I posted my site on PH over the summer (plug: https://avant.fm, a customizable feed of new releases from the best indie music labels).

After a couple weeks it was featured for a day. Not sure how that happened, but someone with some pull "hunted" it I guess. About 30 other sites were featured that day.

I eventually made it to #4 and got 1000 hits, roughly, with a very slowly decaying tail. I still get a couple referrals a day from PH.

Now the traffic was nice, though temporary.

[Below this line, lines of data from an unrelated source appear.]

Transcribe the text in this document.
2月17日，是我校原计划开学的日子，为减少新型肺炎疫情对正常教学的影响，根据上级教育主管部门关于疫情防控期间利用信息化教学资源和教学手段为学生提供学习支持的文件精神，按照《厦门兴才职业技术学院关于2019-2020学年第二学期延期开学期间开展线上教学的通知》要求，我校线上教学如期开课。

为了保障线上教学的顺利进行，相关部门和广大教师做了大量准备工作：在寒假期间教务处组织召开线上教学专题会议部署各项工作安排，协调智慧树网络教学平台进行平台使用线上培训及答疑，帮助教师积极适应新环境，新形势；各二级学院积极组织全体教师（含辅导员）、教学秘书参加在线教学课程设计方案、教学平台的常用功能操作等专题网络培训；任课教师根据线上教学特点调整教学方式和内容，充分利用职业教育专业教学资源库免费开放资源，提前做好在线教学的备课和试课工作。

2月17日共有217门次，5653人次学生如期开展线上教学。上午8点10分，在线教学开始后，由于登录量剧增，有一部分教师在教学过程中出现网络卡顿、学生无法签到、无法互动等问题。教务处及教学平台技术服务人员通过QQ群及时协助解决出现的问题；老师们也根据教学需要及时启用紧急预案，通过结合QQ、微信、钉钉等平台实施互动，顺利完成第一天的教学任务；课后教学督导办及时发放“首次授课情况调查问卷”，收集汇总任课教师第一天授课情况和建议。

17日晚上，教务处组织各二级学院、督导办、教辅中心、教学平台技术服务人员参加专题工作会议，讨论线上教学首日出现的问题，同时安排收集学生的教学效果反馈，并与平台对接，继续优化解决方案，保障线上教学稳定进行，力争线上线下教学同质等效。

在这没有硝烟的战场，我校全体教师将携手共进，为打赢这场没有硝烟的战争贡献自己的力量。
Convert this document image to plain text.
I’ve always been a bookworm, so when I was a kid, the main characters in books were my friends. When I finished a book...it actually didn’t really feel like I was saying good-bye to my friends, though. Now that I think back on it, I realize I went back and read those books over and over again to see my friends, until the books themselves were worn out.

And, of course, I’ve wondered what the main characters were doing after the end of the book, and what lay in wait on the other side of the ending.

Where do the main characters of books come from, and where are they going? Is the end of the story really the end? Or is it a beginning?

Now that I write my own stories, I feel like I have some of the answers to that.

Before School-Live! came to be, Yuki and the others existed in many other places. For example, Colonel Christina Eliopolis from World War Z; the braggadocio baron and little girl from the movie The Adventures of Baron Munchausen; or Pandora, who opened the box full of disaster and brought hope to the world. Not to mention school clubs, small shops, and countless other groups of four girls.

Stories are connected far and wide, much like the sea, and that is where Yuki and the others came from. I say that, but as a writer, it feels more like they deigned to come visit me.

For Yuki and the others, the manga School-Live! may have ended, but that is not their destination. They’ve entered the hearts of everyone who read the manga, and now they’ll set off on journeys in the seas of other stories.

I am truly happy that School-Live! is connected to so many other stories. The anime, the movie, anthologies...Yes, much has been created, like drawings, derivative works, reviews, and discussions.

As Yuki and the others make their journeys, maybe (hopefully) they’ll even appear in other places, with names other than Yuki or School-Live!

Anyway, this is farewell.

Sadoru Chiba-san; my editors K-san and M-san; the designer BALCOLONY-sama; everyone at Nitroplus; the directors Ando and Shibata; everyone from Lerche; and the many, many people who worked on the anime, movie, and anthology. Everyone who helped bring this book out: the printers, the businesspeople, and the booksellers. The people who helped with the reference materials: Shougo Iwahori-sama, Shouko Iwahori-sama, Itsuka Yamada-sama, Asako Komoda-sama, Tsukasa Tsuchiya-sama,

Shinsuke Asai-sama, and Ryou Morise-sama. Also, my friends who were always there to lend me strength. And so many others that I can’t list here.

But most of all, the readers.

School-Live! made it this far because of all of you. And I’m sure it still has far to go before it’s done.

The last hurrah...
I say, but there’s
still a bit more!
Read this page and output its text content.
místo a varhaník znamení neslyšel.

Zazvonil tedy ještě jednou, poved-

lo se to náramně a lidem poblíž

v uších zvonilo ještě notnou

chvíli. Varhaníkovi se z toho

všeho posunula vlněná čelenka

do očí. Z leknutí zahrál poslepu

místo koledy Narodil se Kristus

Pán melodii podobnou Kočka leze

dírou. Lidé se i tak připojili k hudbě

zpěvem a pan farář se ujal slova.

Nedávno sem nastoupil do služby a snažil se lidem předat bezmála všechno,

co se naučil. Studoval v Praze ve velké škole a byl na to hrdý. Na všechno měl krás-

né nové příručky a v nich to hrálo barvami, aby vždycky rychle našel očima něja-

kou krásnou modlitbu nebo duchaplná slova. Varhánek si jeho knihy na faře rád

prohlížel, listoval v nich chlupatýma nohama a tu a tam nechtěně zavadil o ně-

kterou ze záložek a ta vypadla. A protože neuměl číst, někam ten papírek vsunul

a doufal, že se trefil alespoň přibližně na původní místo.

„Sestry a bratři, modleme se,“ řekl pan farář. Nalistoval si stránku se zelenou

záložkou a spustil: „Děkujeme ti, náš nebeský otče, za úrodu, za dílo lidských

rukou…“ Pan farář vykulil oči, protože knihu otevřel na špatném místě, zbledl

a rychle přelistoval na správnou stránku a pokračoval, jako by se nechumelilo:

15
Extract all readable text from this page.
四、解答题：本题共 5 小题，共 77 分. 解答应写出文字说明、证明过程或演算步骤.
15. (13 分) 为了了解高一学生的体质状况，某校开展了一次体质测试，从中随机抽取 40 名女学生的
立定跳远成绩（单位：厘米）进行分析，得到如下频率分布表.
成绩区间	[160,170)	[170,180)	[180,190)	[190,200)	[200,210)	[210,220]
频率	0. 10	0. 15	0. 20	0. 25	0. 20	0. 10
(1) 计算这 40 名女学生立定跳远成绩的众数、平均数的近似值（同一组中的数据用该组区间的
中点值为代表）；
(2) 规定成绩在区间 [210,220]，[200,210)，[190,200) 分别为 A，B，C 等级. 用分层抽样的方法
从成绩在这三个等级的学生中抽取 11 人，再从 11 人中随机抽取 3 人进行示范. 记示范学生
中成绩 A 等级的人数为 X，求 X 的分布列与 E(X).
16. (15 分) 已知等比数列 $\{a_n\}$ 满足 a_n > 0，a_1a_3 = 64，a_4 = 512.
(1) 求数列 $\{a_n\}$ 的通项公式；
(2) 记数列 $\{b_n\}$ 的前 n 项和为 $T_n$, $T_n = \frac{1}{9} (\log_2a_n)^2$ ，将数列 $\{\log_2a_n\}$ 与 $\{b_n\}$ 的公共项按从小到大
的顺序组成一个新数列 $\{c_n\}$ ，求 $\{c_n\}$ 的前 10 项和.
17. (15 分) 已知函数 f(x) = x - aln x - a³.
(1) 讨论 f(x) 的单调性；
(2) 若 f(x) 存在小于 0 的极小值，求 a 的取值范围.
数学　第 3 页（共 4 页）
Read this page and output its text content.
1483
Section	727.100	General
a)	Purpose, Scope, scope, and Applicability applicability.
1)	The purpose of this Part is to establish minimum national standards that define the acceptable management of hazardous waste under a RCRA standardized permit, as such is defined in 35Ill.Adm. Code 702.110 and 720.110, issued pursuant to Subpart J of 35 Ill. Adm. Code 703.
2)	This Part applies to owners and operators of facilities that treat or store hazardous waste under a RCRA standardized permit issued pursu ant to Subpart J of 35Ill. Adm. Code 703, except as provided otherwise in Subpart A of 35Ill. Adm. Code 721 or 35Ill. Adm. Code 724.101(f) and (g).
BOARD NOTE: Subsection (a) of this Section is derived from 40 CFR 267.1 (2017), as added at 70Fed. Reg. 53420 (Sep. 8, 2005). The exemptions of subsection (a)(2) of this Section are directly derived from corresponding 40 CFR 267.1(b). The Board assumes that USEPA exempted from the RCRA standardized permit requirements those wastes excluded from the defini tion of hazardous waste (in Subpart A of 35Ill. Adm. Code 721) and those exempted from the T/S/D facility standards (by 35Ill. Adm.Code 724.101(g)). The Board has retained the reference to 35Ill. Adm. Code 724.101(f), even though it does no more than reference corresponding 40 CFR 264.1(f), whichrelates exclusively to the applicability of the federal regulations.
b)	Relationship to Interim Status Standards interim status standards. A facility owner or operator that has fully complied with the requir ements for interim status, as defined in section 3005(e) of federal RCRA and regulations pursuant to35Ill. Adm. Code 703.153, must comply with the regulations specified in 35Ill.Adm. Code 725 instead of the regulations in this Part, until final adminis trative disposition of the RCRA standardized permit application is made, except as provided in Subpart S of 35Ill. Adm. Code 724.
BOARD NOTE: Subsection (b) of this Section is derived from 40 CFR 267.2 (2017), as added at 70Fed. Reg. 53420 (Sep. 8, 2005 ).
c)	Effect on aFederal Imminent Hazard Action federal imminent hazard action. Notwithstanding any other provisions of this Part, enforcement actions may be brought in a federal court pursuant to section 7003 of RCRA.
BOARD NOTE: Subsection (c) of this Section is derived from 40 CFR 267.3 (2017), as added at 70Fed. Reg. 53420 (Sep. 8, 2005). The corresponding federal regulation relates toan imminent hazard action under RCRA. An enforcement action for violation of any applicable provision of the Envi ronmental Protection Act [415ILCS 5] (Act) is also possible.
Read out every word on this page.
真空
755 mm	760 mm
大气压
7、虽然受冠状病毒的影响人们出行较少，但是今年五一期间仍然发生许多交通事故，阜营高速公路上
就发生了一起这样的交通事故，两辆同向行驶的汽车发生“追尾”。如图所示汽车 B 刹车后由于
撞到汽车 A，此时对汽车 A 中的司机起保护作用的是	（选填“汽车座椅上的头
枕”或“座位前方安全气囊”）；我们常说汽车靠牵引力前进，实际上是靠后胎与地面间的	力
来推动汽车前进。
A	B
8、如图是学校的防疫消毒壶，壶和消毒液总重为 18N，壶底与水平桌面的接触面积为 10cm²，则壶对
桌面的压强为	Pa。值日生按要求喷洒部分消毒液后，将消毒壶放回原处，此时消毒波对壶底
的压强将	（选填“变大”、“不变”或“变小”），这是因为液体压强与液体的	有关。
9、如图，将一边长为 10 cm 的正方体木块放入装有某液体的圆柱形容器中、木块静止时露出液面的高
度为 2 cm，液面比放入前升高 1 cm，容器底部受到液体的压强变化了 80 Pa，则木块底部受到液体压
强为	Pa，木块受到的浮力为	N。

But I also appreciated it as a an additional reason to get out there shout about my site. I had already announced it on twitter, but this gave the opportunity to spend another day hyping. I made a couple twitter posts as I climbed up, and then a final one when I had reached my peak and the day was over.

But I also reached out individually to many people via DM or email, asking them to upvote me. This was an unique opportunity because it's a less awkward ask than "check out my website and tell me what you think."

This created some nice networking moments and opportunities where I felt like the site got on the radar of a few people in a helpful way, hopefully paving the way for something in the future.


👤 WHA8m
Idk, but I don't like the sentiment there. It's nothing like HN. And all the emoji cluster everywhere... bah. This stuff puts me off immediately.

👤 PaulHoule
No.

👤 chuinard
It's probably more worth it than Hacker News. I submitted my new site Cancel Culture Live (cancelculturelive.com) yesterday evening and it was just removed. Months working on a new shiny webapp, it starts getting a few upvotes and traction on HN, only to be removed?